The cops were all gathered around the entrance to HPD talking on their walkies, a couple of them were on the rooftop, including Officer Perkins. There was Sergent Hiro, who pulled up in some ugly ass SWAT van, and they started to block us off. I heard some garbled announcement, another SUV pulled up, and I guess they were trying to get us to disperse, or arrest us, or something. We just kept chanting, shit like “HPD, what do you say, how many did you kill today?” And “1-3-5-9, Make HPD do the time!” Most everyone was there to air their grievances, and burn off some steam. But we weren’t crossing the street. We weren’t blocking traffic, they were. At first. I guess, it was after HPD literally catapulted chum on us, that things started getting heated. HPD saw that we weren’t leaving, and this was only a half hour into the protest. It’s not like we were there that long. Until some dumb fuck threw a brick, things were tolerable. Seriously. Whoever you are, you’re a real piece of work.
But they started shooting tear gas at us. Which, I guess, is what you do when a brick gets thrown.
Did you know it’s a bad idea to grab a tear gas canister and throw it? Even with gloves. I mean. Seriously.
My hand looks like Freddy Kruger’s.
Minus the sweet spikes.
I guess it’s my fault, though. I threw the gas back at them, right at Sergent Hiro in his stupid SWAT truck. I couldn’t stop thinking about the conditions, the ****ing shit that they pull in that jail of their’s. How they beat prisoners half to death and leave them to suffer in pain and agony.
So I wanted to give them some pain and agony too.
So they started lobbing more tear gas.
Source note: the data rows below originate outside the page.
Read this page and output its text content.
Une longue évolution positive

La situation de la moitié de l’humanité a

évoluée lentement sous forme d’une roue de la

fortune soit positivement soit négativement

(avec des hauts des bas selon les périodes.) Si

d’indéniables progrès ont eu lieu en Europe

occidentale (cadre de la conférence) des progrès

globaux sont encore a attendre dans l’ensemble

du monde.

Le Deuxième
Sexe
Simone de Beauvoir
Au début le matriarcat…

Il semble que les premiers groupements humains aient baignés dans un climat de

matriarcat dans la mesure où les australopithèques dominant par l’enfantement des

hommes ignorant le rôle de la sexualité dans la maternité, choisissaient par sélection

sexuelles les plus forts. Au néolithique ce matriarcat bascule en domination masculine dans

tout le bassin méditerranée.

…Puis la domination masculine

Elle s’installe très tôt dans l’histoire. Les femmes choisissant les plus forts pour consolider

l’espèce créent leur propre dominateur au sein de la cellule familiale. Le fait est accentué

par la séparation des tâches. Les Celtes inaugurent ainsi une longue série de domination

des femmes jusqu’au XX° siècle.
I had a mask, a lot of us didn’t. I’m not whining about it, but tear gas sucks. Especially on people not really.. doing anything. Just holding signs and speaking truth.
And I guess our incognito leader got outed. But I’m not going to write about that here. I don’t know her, and I don’t put other people’s names in my mouth. Or on paper, I guess. Unless they deserve it.
I hope you’re reading this, Sgt Hiro.
Because I think you’re a fascist pig.
I guess that was when people started to leave. Good thing, too, because they started shooting rubber bullets at that point. I had a trash can lid, but a lot of people just got hit, or ran. I’m not sure, really. I knew I had maybe twenty people behind me, and then, I looked behind, and everyone was gone, and it was me, and her, against a wall, while a hose sprayed us, pinning us to the ground. At some point I got nailed in the thigh with a rubber bullet, and they just started shooting. If I didn’t have that damn trash can lid, that would have been… well, it, really.
But I had my “get the fuck out of here” trump card.
Yes, I threw a molotov cocktail. At the street.
No, I don’t regret it.
It blocked the view of most of the PD, but then some giantess corporal shot me a few times in the side, and I was done.
Let me get this out. We didn’t escalate. We had one brick that got thrown, and HPD responded with tear gas and rubber bullets. That’s what happens, I guess.
Anyway. My hand’s starting to cramp and I’m pretty sure they’re gonna give me more morphene.